The book is published by Harvard Education Press and includes a foreword by former U.S. Secretary of Education Arne Duncan.
The publisher notes that “Casserly leaves readers with thoughts on organizational change in the wake of declining enrollment and funding, among other challenges in education, confident that urban districts will continue to be architects of their own improvement.”
In a videotaped interview sponsored by Harvard’s Gutman Library, Casserly said he hoped the book conveys “a sense of optimism ... about the focus, the determination, the skills of people who are running our public education systems in our major cities.”
The current challenge in urban education, Casserly said, “is to make sure we transition from that period of crisis management [during the Covid-19 pandemic] to a period of instructional improvement.”
The book opens with a robust argument for urban public education and the contributions it has made to America and our democracy.
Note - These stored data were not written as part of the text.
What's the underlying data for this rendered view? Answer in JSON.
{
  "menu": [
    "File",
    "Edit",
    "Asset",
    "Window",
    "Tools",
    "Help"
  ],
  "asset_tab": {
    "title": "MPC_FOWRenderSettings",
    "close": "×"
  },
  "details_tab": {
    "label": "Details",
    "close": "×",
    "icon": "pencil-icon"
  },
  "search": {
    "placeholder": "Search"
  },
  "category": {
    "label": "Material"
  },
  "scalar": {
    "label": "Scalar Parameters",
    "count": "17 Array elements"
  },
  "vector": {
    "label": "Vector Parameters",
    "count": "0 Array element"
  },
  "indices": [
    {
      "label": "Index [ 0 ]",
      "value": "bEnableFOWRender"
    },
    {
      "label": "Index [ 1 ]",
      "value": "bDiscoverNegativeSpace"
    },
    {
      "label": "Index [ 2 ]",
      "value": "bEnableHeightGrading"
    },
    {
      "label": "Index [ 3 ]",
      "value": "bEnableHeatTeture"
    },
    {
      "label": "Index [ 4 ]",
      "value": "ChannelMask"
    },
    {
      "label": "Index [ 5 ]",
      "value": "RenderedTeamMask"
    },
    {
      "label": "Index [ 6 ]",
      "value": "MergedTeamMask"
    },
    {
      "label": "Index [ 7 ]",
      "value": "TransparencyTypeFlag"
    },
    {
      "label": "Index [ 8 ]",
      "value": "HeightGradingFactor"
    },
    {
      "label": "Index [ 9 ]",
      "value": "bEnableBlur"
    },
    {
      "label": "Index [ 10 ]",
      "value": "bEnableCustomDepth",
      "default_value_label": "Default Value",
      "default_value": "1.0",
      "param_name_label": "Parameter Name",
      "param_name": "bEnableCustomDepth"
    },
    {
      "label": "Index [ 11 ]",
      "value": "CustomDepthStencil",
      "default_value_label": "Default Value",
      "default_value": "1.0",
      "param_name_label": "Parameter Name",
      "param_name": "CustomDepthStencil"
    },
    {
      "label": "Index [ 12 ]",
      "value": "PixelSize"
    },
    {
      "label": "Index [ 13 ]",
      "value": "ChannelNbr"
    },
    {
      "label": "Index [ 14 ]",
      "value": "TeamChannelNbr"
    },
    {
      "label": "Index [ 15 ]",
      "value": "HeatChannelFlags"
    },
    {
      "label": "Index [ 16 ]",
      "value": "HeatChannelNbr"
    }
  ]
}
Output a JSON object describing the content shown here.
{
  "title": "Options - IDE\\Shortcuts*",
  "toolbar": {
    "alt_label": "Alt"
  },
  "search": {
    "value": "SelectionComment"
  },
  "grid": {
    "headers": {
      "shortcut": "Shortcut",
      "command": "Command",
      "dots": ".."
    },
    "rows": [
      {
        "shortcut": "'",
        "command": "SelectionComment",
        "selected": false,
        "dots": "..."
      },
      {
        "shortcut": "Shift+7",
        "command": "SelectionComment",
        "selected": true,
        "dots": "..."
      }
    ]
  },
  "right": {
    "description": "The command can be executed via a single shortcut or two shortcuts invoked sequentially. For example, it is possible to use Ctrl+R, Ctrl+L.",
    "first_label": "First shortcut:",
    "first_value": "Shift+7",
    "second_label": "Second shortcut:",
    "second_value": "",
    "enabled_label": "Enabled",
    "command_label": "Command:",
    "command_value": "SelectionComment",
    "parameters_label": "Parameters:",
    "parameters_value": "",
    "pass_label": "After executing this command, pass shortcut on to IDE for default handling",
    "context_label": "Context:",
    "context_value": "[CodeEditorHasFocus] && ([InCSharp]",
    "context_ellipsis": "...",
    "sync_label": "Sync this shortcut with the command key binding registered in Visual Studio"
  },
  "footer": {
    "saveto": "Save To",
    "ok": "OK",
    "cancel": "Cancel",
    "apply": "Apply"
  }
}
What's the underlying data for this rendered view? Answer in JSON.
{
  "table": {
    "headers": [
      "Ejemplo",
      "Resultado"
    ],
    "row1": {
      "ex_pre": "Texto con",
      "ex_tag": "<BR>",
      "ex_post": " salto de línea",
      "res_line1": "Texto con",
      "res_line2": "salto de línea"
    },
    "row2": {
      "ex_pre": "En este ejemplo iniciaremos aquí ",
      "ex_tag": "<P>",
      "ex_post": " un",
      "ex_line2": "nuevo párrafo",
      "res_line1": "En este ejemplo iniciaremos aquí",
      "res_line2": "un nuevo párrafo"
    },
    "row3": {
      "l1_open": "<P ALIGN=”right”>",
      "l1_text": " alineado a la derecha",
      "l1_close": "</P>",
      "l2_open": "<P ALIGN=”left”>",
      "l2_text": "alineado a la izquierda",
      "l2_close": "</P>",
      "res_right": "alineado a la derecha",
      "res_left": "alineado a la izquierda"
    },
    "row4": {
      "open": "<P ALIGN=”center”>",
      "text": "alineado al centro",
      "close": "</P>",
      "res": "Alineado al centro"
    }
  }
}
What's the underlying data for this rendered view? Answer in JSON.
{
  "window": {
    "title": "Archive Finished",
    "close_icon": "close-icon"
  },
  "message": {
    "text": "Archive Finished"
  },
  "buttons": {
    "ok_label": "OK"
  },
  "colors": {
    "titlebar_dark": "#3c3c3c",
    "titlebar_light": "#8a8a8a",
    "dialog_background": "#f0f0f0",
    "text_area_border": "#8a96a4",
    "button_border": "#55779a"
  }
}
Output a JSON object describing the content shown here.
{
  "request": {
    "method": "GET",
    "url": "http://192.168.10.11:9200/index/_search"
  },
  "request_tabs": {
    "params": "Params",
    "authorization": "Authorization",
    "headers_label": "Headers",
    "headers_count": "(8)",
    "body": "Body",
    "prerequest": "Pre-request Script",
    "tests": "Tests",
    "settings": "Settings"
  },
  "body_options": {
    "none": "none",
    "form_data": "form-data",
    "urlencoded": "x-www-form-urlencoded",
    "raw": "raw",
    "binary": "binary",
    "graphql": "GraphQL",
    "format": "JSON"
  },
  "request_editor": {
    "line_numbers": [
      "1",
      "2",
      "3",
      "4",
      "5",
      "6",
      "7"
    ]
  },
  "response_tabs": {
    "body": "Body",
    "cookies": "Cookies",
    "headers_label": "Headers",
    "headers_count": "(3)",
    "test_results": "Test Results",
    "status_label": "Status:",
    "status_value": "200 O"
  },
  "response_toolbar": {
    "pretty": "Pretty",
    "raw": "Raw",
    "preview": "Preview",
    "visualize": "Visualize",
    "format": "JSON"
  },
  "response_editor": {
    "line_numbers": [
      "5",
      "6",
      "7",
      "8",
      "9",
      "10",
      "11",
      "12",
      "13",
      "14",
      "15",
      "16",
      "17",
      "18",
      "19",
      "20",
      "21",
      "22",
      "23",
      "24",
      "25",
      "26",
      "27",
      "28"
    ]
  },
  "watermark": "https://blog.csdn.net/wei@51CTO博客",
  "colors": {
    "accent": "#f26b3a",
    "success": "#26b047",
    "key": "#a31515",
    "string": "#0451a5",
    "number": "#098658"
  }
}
It then pivots to the improvements that urban public schools made over the twenty years before the pandemic, the historic context for that improvement, and why some districts made more improvement than others.
From there, Casserly turns to the pandemic and lets the reader listen in on the weekly calls that urban school leaders had over the first two years of the outbreak; describes the price that urban schools and their children paid over the period, presents preliminary and hopeful data on recovery, describes lessons learned, and offers recommendations for moving forward.
He concludes that one of the “lessons learned” during the two decades prior to the pandemic was that “focus and attention on academic performance actually matters.”
An early review of the book by Kirkus Reviews said Casserly “delivers a persuasive argument for supporting public education against its many discontents, always with an eye on what’s best for the children being served.” The review said the book will be “of most interest to fellow education activists, but with plenty of useful rebuttals to the anti-public school crowd.”
In 2023, the Council launched the Michael Casserly Urban Executive Leadership Institute for Superintendents, an urban superintendent preparation program by utilizing many of the artifacts and lessons learned from the book to prepare the next generation of urban school leaders.